Thursday, July 11, 2013

The Counterintuitive Counterfactual...

Paul Krugman, in his July 8 article, Urp Versus Derp writes:

Jared Bernstein writes from Europe about the complete unwillingness of European policy makers to learn from their mistakes; call it Euroderp. And it is indeed a remarkable thing: despite overwhelming evidence that austerity doesn’t work as advertised, there has been essentially no relaxation of the orthodoxy, and no admission of error.

I'm not sure what the "advertised" work of austerity was, but this whole notion that austerity is some form of economic strategy continues to bewilder me.

If your teenager discovers drugs, you---desperate to save him from a life of hell---impose austere measures. While you'll forever wish your son happiness, the only thing you can guarantee, if you're diligent, is that while he resides under your roof he'll be sober. Not happy and sober, just sober. Of course you know that if you don't impose austerity, and your son becomes an addict, guaranteed, he will be miserable and addicted. The insane notion that enabling his addiction would somehow lead to his sobriety never enters your mind.

If you're a European policy maker and Greece (for example) has spent, entitled and cronied itself a disaster, do you fund its deficit, subsidize its debt and expect that, by some miracle, it will find its way to fiscal sobriety?
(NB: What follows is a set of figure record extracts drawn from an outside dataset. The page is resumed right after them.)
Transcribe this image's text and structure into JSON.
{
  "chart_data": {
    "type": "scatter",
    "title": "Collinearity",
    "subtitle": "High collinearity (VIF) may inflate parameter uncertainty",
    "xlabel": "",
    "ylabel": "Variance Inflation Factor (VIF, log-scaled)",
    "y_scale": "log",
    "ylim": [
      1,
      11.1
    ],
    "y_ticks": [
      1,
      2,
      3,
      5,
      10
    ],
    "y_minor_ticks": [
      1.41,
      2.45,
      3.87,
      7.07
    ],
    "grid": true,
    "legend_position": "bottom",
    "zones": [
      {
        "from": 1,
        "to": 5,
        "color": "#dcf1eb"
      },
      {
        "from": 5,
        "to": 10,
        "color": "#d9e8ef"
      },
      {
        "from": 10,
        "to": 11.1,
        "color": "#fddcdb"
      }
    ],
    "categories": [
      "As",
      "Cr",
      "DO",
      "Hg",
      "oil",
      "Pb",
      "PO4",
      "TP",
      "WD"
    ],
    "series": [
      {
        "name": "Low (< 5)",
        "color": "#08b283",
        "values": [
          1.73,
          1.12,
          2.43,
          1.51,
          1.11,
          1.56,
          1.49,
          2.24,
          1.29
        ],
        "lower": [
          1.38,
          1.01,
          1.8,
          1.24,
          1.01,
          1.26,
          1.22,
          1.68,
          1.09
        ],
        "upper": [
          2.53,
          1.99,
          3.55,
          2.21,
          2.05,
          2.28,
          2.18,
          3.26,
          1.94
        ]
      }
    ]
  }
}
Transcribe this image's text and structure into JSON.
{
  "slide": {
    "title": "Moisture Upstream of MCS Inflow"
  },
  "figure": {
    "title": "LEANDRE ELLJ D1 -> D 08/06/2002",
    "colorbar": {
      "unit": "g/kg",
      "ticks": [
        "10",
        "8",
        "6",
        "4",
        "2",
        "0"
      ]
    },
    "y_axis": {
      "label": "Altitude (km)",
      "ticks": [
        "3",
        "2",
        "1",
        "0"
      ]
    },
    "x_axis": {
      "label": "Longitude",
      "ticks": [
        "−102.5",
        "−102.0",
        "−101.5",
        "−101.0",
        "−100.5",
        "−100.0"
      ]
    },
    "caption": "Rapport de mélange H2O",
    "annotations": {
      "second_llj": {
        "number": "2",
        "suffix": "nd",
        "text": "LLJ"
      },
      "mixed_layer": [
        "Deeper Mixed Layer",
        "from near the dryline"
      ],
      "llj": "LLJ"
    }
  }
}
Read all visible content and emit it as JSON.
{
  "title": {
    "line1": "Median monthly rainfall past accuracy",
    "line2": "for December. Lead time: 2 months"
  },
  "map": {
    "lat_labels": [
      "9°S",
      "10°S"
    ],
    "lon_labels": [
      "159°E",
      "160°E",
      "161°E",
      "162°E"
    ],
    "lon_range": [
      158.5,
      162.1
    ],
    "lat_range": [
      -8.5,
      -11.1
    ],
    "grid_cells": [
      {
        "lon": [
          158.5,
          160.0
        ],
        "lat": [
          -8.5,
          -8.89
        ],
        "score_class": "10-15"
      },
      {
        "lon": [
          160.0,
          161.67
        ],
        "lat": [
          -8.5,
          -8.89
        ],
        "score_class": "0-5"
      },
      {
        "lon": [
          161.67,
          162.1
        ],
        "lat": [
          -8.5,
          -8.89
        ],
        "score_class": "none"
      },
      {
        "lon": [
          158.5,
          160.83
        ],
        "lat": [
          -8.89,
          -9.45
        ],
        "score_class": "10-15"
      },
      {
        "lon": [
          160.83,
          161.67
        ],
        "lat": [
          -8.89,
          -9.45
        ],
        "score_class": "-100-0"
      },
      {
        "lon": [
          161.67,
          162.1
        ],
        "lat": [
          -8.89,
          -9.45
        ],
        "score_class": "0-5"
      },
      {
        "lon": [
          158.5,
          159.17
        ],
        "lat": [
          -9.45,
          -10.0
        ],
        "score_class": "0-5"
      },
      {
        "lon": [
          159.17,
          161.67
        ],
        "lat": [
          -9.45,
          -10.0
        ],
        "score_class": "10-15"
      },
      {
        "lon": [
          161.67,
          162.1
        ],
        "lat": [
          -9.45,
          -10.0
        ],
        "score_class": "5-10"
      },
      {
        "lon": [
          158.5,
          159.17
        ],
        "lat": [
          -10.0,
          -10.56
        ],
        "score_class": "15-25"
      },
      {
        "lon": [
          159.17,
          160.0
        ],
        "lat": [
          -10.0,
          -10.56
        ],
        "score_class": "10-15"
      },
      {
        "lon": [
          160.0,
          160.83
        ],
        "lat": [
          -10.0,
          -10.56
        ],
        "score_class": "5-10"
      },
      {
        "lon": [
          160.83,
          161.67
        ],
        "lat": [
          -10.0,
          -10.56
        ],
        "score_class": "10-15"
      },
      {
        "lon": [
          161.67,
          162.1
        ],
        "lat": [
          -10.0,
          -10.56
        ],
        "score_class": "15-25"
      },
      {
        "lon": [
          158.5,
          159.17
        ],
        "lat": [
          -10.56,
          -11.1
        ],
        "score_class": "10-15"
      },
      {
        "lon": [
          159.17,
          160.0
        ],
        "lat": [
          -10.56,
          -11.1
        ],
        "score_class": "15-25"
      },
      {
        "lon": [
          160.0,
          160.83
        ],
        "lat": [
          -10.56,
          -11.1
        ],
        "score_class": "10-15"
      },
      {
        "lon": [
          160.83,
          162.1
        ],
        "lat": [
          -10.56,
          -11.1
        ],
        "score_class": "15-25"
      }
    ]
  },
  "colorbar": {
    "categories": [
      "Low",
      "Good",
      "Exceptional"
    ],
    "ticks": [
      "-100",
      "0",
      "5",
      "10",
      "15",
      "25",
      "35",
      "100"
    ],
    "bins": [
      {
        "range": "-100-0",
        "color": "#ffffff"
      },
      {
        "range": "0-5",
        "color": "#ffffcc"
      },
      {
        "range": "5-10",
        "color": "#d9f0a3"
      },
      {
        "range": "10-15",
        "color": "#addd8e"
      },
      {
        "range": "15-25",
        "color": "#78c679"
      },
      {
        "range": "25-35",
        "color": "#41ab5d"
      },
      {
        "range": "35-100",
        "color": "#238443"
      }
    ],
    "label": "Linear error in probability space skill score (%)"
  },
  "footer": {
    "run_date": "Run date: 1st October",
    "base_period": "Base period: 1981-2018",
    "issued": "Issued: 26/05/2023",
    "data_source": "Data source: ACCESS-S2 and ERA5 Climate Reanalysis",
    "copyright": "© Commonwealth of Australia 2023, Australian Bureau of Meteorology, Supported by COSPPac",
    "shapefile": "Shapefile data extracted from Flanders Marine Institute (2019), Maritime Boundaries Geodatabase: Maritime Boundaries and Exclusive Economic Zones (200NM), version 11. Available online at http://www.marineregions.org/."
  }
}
Are you, thus, insane? Of course no one would be "happy" while Greece's economy---left to the markets---convulses, sweats, and becomes depressed.

The Keynesian notion that by increasing government spending Greece would somehow grow its way out of trouble is as nonsensical as the notion that saving an addict from the pain of withdrawal, by supporting his addiction, would somehow put him on a path to a productive life.

Of course the Krugmans and the Bernsteins of the world would blow my simple analogy out of the water with their Keynesian multipliers. That would be their politically convenient theory that survives, by my estimation, on little more than counterfactual reasoning. For example, applying their multipliers to the U.S.'s $800 billion stimulus special interests' dream package told Keynesian economists (J. Bernstein in fact), who told the President, who told us, that a 7% unemployment rate would be achieved by the end of 2010. Without the "stimulus", according to their formula, unemployment would shoot to a shocking 9%. Well, we got the "stimulus", and, lo and behold, the unemployment rate promptly shot up to a horrific 10% before the end of 2010. Now did that deter the Keynesians? Was there an "admission of error" by the Krugmans and the Bernsteins? Uh, nope. In fact, it emboldened them---as the counterfactuals began to fly. You see, they were right in concept, just wrong in quantity, or so they claim. They just didn't know how bad things actually were and, therefore, things would've been much worse without the "stimulus"---which means the $800 billion wasn't nearly enough.

Only proud Keynesians, special interests (which, btw, grow in number as the budget grows) and an unsuspecting public could buy such a counterintuitive (and dangerous [in terms of what it inspires]) counterfactual.